Dex made a sound of interest behind him. Lyra did not speak for a moment."Why are you taking us there," she asked. "Exactly."

His truthful answer sat in his chest like something heavy. From the moment I touched you, the bond was made, and I haven't been able to think straight since. Because Director Solen called me on my personal frequency and he talked about my mother and I felt that something broke open that I had spent fifteen years sealing up. You stared at seventeen dead strangers and they deserved to be stared at, and I haven't stared at anyone like that in longer than I can remember."It's the safest option," he said.

She made a sound that told him she knew that wasn't the whole answer.

He went on.

The bond kept on doing what it did, running underneath everything, quiet and constant, giving him information he didn't ask for. She was weary. She hadn't slept well, maybe an hour at the most, because she'd been awake cataloging him in the dark. She was still mad. Not at him, really, but at the situation, at the system, at the designation on her screen that had turned her into a target before she even knew what she was.

He knew all this, just as he knew the temperature of the air.

He fucking hated it.

He hated it because it was useful, and he'd spent fifteen years valuing only the useful, and the bond was useful, and that meant he couldn't dismiss it as neatly as he needed to.

His mother hadn't said it was any use. She had said it was the truest thing she had ever felt.

He'd been twelve and he hadn't known the difference.

He was beginning to understand now and the timing was catastrophic"You knew my designation before you grabbed my arm," Lyra said.

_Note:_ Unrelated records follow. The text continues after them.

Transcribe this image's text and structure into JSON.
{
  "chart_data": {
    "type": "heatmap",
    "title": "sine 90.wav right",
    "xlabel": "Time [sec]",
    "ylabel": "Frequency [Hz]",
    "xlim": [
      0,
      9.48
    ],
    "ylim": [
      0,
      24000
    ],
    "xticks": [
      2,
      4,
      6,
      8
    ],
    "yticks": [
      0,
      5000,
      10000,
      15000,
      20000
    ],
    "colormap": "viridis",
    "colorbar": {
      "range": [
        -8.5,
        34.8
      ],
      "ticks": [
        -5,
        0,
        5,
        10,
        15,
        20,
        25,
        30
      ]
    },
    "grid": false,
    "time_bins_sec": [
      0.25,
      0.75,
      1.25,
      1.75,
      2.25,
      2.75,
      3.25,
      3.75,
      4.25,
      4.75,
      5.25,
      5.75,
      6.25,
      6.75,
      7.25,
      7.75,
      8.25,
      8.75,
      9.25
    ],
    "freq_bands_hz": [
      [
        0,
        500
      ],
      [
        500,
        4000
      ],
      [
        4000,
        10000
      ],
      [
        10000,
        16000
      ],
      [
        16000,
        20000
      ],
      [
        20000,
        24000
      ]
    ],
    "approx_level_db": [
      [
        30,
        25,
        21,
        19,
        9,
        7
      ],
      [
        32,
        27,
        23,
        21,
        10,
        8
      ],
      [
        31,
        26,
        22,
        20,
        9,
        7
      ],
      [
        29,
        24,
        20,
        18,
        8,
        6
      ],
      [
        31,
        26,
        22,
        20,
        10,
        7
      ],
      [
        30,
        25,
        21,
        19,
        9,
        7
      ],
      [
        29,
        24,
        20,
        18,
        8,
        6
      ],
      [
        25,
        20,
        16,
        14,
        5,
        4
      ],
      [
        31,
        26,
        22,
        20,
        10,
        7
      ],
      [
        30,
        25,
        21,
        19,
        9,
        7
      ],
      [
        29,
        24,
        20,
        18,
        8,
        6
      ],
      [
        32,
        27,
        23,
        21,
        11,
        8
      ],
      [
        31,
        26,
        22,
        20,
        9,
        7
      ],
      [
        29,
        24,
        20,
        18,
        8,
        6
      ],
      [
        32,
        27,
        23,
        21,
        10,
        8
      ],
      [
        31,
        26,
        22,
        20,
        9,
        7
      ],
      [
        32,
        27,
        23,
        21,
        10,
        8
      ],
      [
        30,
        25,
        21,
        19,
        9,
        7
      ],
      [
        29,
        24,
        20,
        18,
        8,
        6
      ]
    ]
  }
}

He said nothing. "The scanner in your left-hand pocket. "I saw you look at it just before you crossed the street." A pause. You knew what I was and you lied to your unit anyway. I want to know why."

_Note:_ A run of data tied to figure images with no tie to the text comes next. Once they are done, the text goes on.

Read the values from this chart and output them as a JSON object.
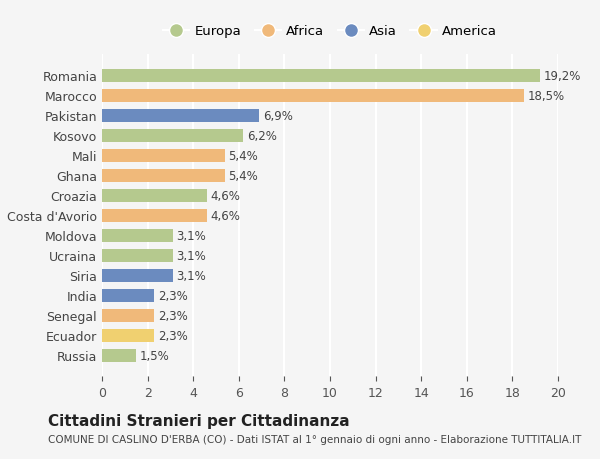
{
  "countries": [
    "Romania",
    "Marocco",
    "Pakistan",
    "Kosovo",
    "Mali",
    "Ghana",
    "Croazia",
    "Costa d'Avorio",
    "Moldova",
    "Ucraina",
    "Siria",
    "India",
    "Senegal",
    "Ecuador",
    "Russia"
  ],
  "values": [
    19.2,
    18.5,
    6.9,
    6.2,
    5.4,
    5.4,
    4.6,
    4.6,
    3.1,
    3.1,
    3.1,
    2.3,
    2.3,
    2.3,
    1.5
  ],
  "labels": [
    "19,2%",
    "18,5%",
    "6,9%",
    "6,2%",
    "5,4%",
    "5,4%",
    "4,6%",
    "4,6%",
    "3,1%",
    "3,1%",
    "3,1%",
    "2,3%",
    "2,3%",
    "2,3%",
    "1,5%"
  ],
  "continents": [
    "Europa",
    "Africa",
    "Asia",
    "Europa",
    "Africa",
    "Africa",
    "Europa",
    "Africa",
    "Europa",
    "Europa",
    "Asia",
    "Asia",
    "Africa",
    "America",
    "Europa"
  ],
  "colors": {
    "Europa": "#b5c98e",
    "Africa": "#f0b97a",
    "Asia": "#6b8bbf",
    "America": "#f0d070"
  },
  "legend_order": [
    "Europa",
    "Africa",
    "Asia",
    "America"
  ],
  "title": "Cittadini Stranieri per Cittadinanza",
  "subtitle": "COMUNE DI CASLINO D'ERBA (CO) - Dati ISTAT al 1° gennaio di ogni anno - Elaborazione TUTTITALIA.IT",
  "xlim": [
    0,
    20
  ],
  "xticks": [
    0,
    2,
    4,
    6,
    8,
    10,
    12,
    14,
    16,
    18,
    20
  ],
  "background_color": "#f5f5f5",
  "grid_color": "#ffffff"
}
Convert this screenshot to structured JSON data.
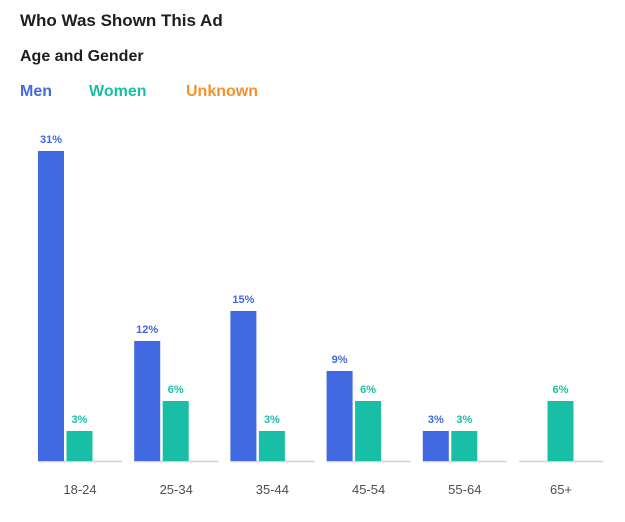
{
  "chart_data": {
    "type": "bar",
    "title": "Who Was Shown This Ad",
    "subtitle": "Age and Gender",
    "categories": [
      "18-24",
      "25-34",
      "35-44",
      "45-54",
      "55-64",
      "65+"
    ],
    "series": [
      {
        "name": "Men",
        "color": "#4169e1",
        "values": [
          31,
          12,
          15,
          9,
          3,
          0
        ],
        "labels": [
          "31%",
          "12%",
          "15%",
          "9%",
          "3%",
          ""
        ]
      },
      {
        "name": "Women",
        "color": "#18bfa6",
        "values": [
          3,
          6,
          3,
          6,
          3,
          6
        ],
        "labels": [
          "3%",
          "6%",
          "3%",
          "6%",
          "3%",
          "6%"
        ]
      },
      {
        "name": "Unknown",
        "color": "#f5902e",
        "values": [
          0,
          0,
          0,
          0,
          0,
          0
        ],
        "labels": [
          "",
          "",
          "",
          "",
          "",
          ""
        ]
      }
    ],
    "ylim": [
      0,
      31
    ],
    "xlabel": "",
    "ylabel": "",
    "grid": false,
    "legend_position": "top-left"
  }
}
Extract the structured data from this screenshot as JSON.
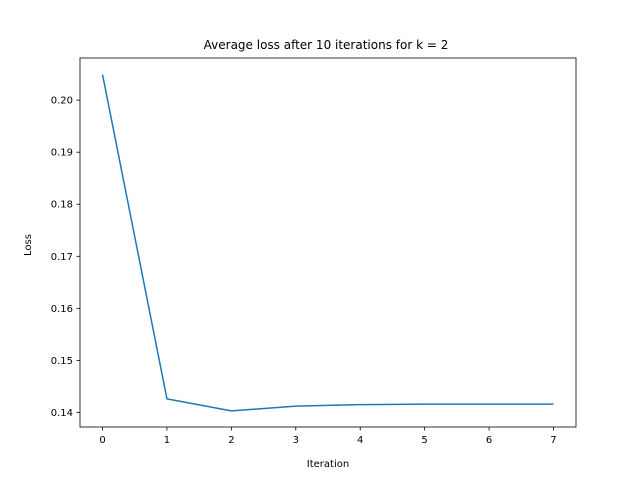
{
  "chart_data": {
    "type": "line",
    "title": "Average loss after 10 iterations for k = 2",
    "xlabel": "Iteration",
    "ylabel": "Loss",
    "xlim": [
      -0.35,
      7.35
    ],
    "ylim": [
      0.1372,
      0.2081
    ],
    "x_ticks": [
      0,
      1,
      2,
      3,
      4,
      5,
      6,
      7
    ],
    "y_ticks": [
      0.14,
      0.15,
      0.16,
      0.17,
      0.18,
      0.19,
      0.2
    ],
    "y_tick_labels": [
      "0.14",
      "0.15",
      "0.16",
      "0.17",
      "0.18",
      "0.19",
      "0.20"
    ],
    "grid": false,
    "legend": "none",
    "series": [
      {
        "color": "#1f77b4",
        "x": [
          0,
          1,
          2,
          3,
          4,
          5,
          6,
          7
        ],
        "y": [
          0.2049,
          0.1426,
          0.1403,
          0.1412,
          0.1415,
          0.1416,
          0.1416,
          0.1416
        ]
      }
    ]
  }
}
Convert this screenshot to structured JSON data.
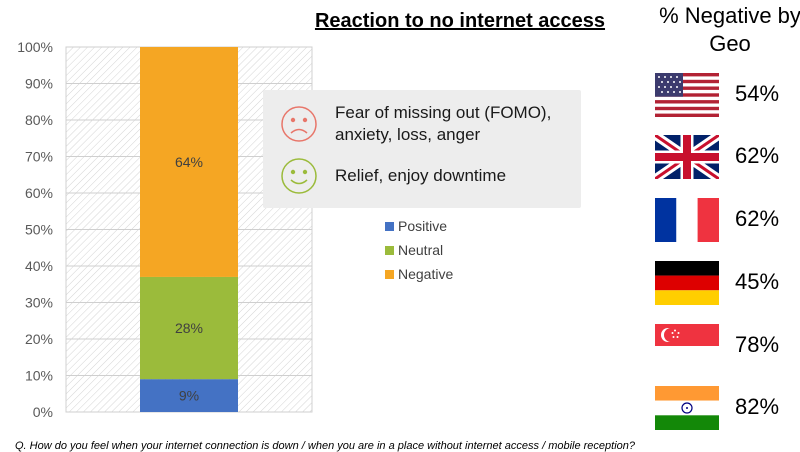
{
  "chart_data": {
    "type": "bar",
    "stacked": true,
    "title": "Reaction to no internet access",
    "categories": [
      ""
    ],
    "series": [
      {
        "name": "Positive",
        "values": [
          9
        ],
        "label": "9%",
        "color": "#4472c4"
      },
      {
        "name": "Neutral",
        "values": [
          28
        ],
        "label": "28%",
        "color": "#9bbb3b"
      },
      {
        "name": "Negative",
        "values": [
          64
        ],
        "label": "64%",
        "color": "#f5a623"
      }
    ],
    "ylim": [
      0,
      100
    ],
    "yticks": [
      "0%",
      "10%",
      "20%",
      "30%",
      "40%",
      "50%",
      "60%",
      "70%",
      "80%",
      "90%",
      "100%"
    ],
    "xlabel": "",
    "ylabel": "",
    "grid": true,
    "legend": "right"
  },
  "callout": {
    "items": [
      {
        "text": "Fear of missing out (FOMO), anxiety, loss, anger",
        "face": "sad-face-icon",
        "color": "#e8766a"
      },
      {
        "text": "Relief, enjoy downtime",
        "face": "happy-face-icon",
        "color": "#9bbb3b"
      }
    ]
  },
  "geo": {
    "title": "% Negative by Geo",
    "rows": [
      {
        "flag": "usa-flag-icon",
        "value": "54%"
      },
      {
        "flag": "uk-flag-icon",
        "value": "62%"
      },
      {
        "flag": "france-flag-icon",
        "value": "62%"
      },
      {
        "flag": "germany-flag-icon",
        "value": "45%"
      },
      {
        "flag": "singapore-flag-icon",
        "value": "78%"
      },
      {
        "flag": "india-flag-icon",
        "value": "82%"
      }
    ]
  },
  "footnote": "Q. How do you feel when your internet connection is down / when you are in a place without internet access / mobile reception?"
}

The bond pushed him once more. This time it was harder.

He ceased walking.

He turned slowly around. She was three steps back, waiting, her arms crossed, her chin level. Dex had fallen behind her and was looking back and forth between them with the look of someone watching a very tense game without quite understanding the rules.

He looked at Lyra's face and the bond gave him one very clear piece of information that had nothing to do with her emotions or her system data.

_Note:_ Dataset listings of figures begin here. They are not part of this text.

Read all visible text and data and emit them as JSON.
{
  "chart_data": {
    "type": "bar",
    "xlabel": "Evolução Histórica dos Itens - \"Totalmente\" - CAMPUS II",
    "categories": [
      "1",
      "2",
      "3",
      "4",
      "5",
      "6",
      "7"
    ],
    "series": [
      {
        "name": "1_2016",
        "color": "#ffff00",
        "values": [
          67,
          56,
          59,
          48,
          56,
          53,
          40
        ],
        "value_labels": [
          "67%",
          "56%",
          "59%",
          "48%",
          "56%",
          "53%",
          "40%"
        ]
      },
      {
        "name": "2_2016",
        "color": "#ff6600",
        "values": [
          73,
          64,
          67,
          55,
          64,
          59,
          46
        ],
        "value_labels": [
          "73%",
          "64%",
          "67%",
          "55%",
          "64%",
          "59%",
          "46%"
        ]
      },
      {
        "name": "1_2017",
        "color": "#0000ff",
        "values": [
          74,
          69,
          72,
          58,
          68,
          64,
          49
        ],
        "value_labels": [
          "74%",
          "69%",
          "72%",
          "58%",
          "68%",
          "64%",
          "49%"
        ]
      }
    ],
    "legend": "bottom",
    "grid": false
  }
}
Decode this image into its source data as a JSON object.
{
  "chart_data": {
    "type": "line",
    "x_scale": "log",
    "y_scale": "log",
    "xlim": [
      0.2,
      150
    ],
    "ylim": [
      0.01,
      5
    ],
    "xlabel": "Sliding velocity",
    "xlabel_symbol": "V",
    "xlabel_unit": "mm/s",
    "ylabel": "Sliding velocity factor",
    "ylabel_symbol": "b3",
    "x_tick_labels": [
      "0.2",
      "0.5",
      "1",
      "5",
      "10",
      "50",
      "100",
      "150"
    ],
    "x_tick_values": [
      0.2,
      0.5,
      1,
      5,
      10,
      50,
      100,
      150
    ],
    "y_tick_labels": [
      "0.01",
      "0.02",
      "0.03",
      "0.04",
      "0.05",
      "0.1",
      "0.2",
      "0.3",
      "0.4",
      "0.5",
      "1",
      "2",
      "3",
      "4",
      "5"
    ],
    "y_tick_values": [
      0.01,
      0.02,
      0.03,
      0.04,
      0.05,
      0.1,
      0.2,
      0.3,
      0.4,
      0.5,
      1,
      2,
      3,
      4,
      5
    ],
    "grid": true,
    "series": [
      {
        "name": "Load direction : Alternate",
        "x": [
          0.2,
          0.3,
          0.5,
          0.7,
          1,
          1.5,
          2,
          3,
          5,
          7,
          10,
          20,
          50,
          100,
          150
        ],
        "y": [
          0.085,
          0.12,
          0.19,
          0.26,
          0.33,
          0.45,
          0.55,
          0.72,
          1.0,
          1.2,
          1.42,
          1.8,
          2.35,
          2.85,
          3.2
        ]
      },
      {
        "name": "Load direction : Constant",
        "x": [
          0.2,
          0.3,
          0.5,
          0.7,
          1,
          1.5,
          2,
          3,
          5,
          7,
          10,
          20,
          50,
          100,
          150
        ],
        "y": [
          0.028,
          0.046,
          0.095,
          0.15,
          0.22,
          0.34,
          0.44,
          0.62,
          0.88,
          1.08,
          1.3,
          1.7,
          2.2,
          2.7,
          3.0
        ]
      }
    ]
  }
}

She knew already about his mother. She had located the file.

She wanted him to say it himself.

Something about that -- the way she was doing it, the way she was giving him the choice instead of just using what she knew -- got him somewhere totally undefended.

He opened his mouth.

His comm popped.

Reth's voice, close and sharp. "Dravn. You know where we stand. Step back.

He spun toward the noise.

Before him three soldiers of the Kingdom came out of the passage. Then two more in the rear. They would come through the underground access points, known only to senior enforcers.

Someone had given Reth the map of the tunnel.

Someone who knew where Kael was going to run to.

He turned to the soldiers. He looked to Lyra. He reached one stark, cold conclusion.

This person who'd sent Reth that map was someone Kael would have trusted with his life.

And that person was already in the Undercroft.